The attempt to create a competitive Pokémon ruleset for 6v6 Singles was a mistake, and Game Freak knew that from the very beginning of the series. Not only does Game Freak actually playtest their games for competitive play, it’s become clear to me that they have always done so. It really does seem that when they would add new gameplay elements such as monsters, moves, items, and abilities, or when they even add entire new mechanics to the game, Game Freak would test them thouroughly to ensure a desired level of game balance was achieved. The suggested rules in-game represent an attempt to present the mechanics in a format that allows fair, interesting competition, and the lack of an official 6v6 format like how some in-game battles are comported show that such a thing is impossible to do without creating a worse gameplay experience.
If you’re a longtime OU player, try giving VGC a chance.

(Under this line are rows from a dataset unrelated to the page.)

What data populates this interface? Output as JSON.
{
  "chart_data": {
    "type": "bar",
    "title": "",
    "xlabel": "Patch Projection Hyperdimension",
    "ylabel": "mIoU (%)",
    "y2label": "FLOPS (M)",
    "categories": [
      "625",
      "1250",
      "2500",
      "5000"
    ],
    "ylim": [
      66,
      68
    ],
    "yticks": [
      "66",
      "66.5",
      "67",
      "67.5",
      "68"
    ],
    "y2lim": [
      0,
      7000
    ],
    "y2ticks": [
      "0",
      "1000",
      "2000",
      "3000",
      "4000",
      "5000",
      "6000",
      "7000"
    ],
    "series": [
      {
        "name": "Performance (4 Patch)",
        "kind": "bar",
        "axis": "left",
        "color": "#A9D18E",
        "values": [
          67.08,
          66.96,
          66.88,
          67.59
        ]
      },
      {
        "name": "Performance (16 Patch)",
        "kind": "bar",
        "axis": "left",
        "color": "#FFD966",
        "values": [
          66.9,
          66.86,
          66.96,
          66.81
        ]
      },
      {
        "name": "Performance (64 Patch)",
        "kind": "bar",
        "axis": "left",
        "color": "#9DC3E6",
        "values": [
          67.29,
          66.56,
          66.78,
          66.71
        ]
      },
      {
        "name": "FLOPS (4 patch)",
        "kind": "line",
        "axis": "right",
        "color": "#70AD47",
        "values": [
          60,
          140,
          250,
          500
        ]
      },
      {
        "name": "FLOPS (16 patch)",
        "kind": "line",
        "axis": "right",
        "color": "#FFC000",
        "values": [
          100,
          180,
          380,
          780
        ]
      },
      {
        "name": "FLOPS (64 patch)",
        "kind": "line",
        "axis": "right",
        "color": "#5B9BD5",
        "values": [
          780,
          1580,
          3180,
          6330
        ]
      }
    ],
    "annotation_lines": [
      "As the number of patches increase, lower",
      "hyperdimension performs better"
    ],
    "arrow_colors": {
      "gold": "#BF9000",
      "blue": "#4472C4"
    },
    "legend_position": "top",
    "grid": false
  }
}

It might seem unusually fast-paced at first, and it might seem like the match hinges on a few early-game decisions, but once you get used to it you might find the fast pace and the lack of stall to be a welcome change. If you’re revisiting the old games with friends, try playing by Poké Cup or Battle Tower rules. Embrace the old “HM Mule” gimmick that reduced the size of your team; you might like having more restrictions on your strategy, forcing you to be more clever and creative. Despite the fact that Pokémon is an open-ended game that emphasizes player choice, I think we just might have been playing it wrong this whole time.